Applebroog, born Ida Applebaum to orthodox Jewish immigrants in 1929, grew up in the Bronx. She soon experienced her surroundings as restrictive and menacing. To her, in this environment, art meant the possibility of growth and self-preservation. Thus her work repeatedly broaches the issue of human relationships marked by power struggles and role assignments. In the process, the artist uses sexuality and physicality as a screen onto which she projects the varieties of these ongoing themes.

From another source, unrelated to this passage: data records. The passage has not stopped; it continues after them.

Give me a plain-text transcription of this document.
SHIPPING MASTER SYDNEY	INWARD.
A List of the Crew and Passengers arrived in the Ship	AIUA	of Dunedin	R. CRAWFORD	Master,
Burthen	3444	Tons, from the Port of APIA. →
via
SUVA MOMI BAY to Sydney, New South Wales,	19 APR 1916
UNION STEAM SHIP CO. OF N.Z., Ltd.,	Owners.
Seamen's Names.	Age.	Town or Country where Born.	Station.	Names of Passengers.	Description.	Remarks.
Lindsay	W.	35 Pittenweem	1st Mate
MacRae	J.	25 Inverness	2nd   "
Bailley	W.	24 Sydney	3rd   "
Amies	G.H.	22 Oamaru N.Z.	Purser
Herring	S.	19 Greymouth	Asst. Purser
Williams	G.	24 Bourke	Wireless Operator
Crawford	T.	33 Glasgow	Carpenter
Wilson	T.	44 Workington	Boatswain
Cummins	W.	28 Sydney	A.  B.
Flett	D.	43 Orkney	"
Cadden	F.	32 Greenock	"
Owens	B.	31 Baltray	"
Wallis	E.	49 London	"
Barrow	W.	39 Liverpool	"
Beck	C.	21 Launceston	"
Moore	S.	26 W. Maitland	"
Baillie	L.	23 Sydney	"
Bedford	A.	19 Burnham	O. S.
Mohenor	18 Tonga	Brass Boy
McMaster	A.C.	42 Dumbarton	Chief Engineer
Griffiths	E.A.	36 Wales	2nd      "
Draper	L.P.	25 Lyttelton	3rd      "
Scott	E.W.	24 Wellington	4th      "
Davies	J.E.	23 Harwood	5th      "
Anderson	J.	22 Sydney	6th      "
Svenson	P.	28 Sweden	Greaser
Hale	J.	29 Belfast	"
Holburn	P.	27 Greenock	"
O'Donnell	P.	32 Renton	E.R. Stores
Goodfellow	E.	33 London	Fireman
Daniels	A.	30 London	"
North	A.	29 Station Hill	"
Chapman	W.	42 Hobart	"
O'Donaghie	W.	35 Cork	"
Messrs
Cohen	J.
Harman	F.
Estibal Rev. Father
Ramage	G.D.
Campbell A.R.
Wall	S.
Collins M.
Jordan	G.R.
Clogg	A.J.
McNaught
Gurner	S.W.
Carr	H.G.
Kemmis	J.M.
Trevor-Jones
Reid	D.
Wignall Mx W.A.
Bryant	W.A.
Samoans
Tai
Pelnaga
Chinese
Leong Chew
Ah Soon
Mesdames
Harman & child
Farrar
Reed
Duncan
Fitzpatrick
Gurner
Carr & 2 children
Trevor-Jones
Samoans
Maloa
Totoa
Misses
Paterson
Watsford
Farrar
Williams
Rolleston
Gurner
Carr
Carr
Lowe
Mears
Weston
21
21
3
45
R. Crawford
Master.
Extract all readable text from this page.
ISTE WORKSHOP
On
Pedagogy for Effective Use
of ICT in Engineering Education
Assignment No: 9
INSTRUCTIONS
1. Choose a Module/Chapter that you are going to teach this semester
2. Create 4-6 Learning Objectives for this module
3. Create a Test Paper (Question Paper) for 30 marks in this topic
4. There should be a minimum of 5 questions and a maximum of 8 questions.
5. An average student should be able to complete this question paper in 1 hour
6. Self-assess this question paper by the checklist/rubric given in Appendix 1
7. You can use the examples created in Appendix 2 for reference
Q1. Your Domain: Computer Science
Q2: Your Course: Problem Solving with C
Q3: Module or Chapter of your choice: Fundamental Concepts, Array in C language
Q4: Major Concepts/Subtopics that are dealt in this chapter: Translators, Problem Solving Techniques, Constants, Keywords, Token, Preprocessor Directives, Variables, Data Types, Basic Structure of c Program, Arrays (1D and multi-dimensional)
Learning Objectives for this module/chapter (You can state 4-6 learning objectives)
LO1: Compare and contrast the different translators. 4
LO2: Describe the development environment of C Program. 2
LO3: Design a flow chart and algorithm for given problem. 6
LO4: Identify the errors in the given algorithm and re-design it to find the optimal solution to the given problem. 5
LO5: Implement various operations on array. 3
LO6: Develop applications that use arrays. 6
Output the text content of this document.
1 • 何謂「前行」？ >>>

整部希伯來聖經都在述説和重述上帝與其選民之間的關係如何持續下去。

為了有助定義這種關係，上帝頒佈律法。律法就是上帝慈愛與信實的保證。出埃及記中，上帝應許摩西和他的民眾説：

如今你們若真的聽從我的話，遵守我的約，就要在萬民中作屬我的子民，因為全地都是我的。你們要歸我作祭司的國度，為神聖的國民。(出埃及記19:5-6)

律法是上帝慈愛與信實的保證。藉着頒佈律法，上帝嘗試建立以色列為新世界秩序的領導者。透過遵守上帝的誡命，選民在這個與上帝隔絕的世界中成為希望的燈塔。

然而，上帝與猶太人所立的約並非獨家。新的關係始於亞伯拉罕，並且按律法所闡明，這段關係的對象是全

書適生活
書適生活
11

Call Her Applebroog is the cool and intimate portrait of Ida Applebroog by the artist’s daughter, filmmaker Beth B. The film is concurrently the collective work of two equally strong artistic figures. At times, such as when sketches have to be allocated or text decoded, the project resembles an archaeological excavation. But because Applebroog's life and work are the objects of this excavation, she does not always share her daughter’s interest in bringing things to light: “This is a description of I have no idea!“ she states coolly about an old notebook entry at the beginning of the film. Such moments of impatience and weariness are illuminating. They reveal the necessity of a silent space which alone seems to enable the artist to respond to life’s impositions. Between mother and daughter, this is not always without problems. Call Her Applebroog is not only a film about life and art, but also the continuation of both.
Beth B is an interdisciplinary artist working in narrative, documentary and experimental films, photography, z painting, theatre and sculpture installations for museums, galleries, and public art spaces. Beth B exploded onto the New York film scene in the late ‘70s directing Super-8 films. These breakthrough films were shown at Max’s Kansas City, CBGB’s, New York Film Festival and Film Forum. These and recent films have been shown at the Whitney Museum and MoMA. Throughout her prolific career, Beth B has produced over 30 films and worked in television as an executive producer and director for eight years. Her films have shown at cinemas worldwide and festivals including: New York Film Festival, Sundance Film Festival, Berlin Film Festival, Toronto Film Festival, Nuremberg Int’l Human Rights Festival, and others.